Writing for the Guardian, chancellor George Osborne pledged the the Conservatives would protect the ‘precious’ NHS by funding the £8bn a year increase NHS England has said is required by 2020 to help plug a projected £30bn black hole.

Mr Osborne said: ‘With the funding and reforms that our NHS needs we can offer real improvements to the services people depend on, like guaranteeing over-75s same-day access to a GP.’

He added: ‘By supporting the most vulnerable we can improve their lives and ease the pressures on the NHS by reducing the number of unnecessary and often distressing visits to A&E. We can also guarantee that by 2020 everyone in the country will be able to access a GP at weekends and evenings. The NHS will finally abandon paper records, and the NHS and social care systems will work together.’

Poll: should over-75s have same-day appointments?

GPC chairman Dr Chaand Nagpaul said while it was important to ensure older people get the level of care they need, he was ‘wary’ about the proposals with no clear plans for how they would be funded and delivered.

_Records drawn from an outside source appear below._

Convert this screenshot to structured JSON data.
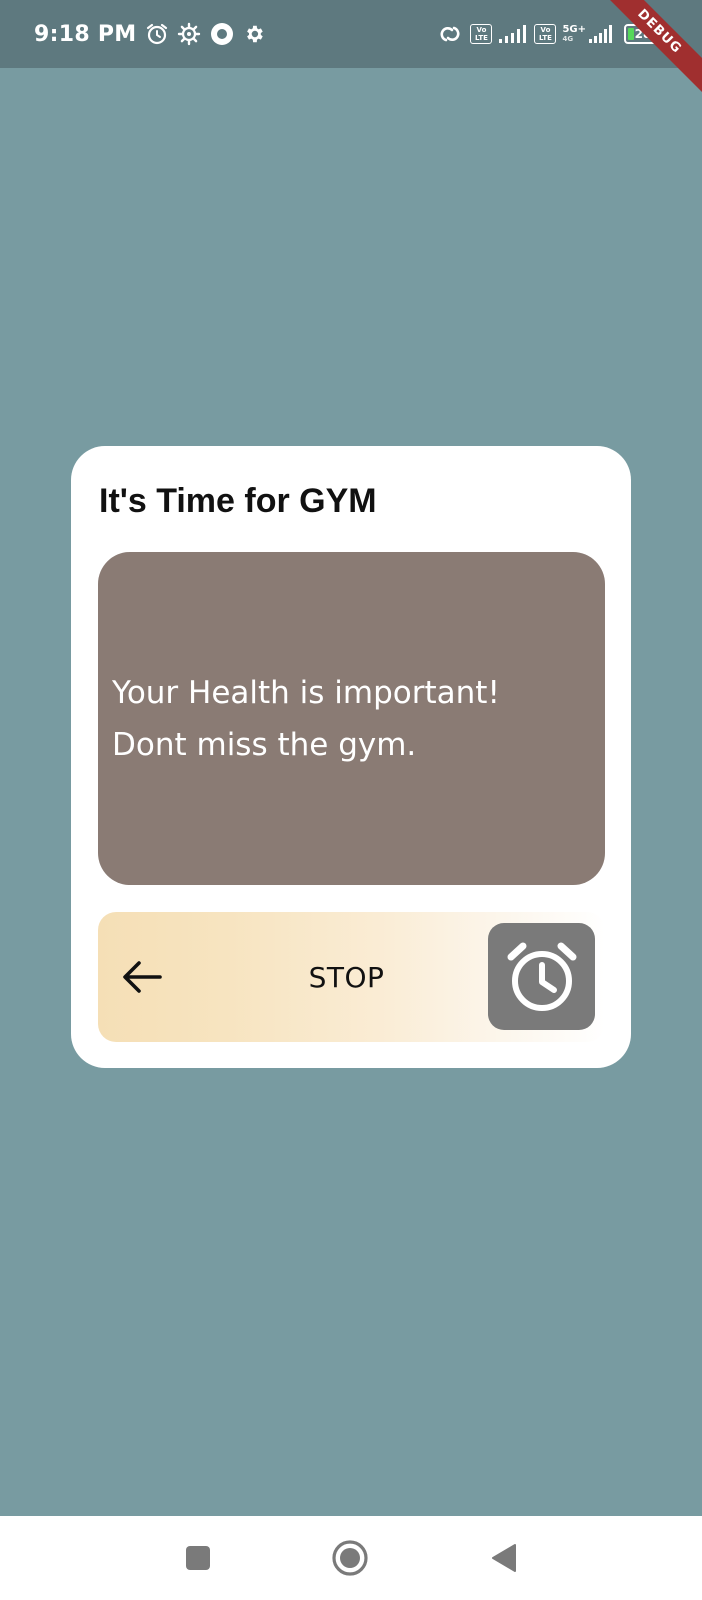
{
  "status_bar": {
    "time": "9:18 PM",
    "left_icons": [
      "alarm-icon",
      "gear-icon",
      "record-icon",
      "settings-small-icon"
    ],
    "right_icons": [
      "hotspot-icon",
      "volte-icon",
      "signal-icon",
      "volte-icon",
      "signal-5g-icon",
      "battery-icon"
    ],
    "volte_top": "Vo",
    "volte_bottom": "LTE",
    "network_type": "5G+",
    "network_sub": "4G",
    "battery_level": "28",
    "battery_color": "#55d85a"
  },
  "debug_banner": "DEBUG",
  "alarm_card": {
    "title": "It's Time for GYM",
    "message_line1": "Your Health is important!",
    "message_line2": "Dont miss the gym.",
    "message_bg": "#8a7b74",
    "slider": {
      "label": "STOP",
      "arrow_icon": "arrow-left-icon",
      "handle_icon": "alarm-clock-icon",
      "handle_color": "#7a7a7a"
    }
  },
  "nav_bar": {
    "buttons": [
      "recents-icon",
      "home-icon",
      "back-icon"
    ]
  },
  "colors": {
    "background": "#789ba1",
    "status_bar": "#5e797f",
    "card": "#ffffff"
  }
}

‘Putting in place a simplistic age limit for services runs the risk of distorting clinical priorities. It cannot be right for a 76-year-old with a minor ailment to get preferential care at the expense of a 70-year-old with a more serious condition. There is also a question mark over whether GPs have the ability to deliver same-day appointments when many GP practices are under intense  pressure from rising workload and falling resources, and without the capacity to meet current demands.’

Dr Nagpaul said promises of extra investment were ‘encouraging’, but must take into account that it takes five to eight years to train a new GP and that many areas face shortages.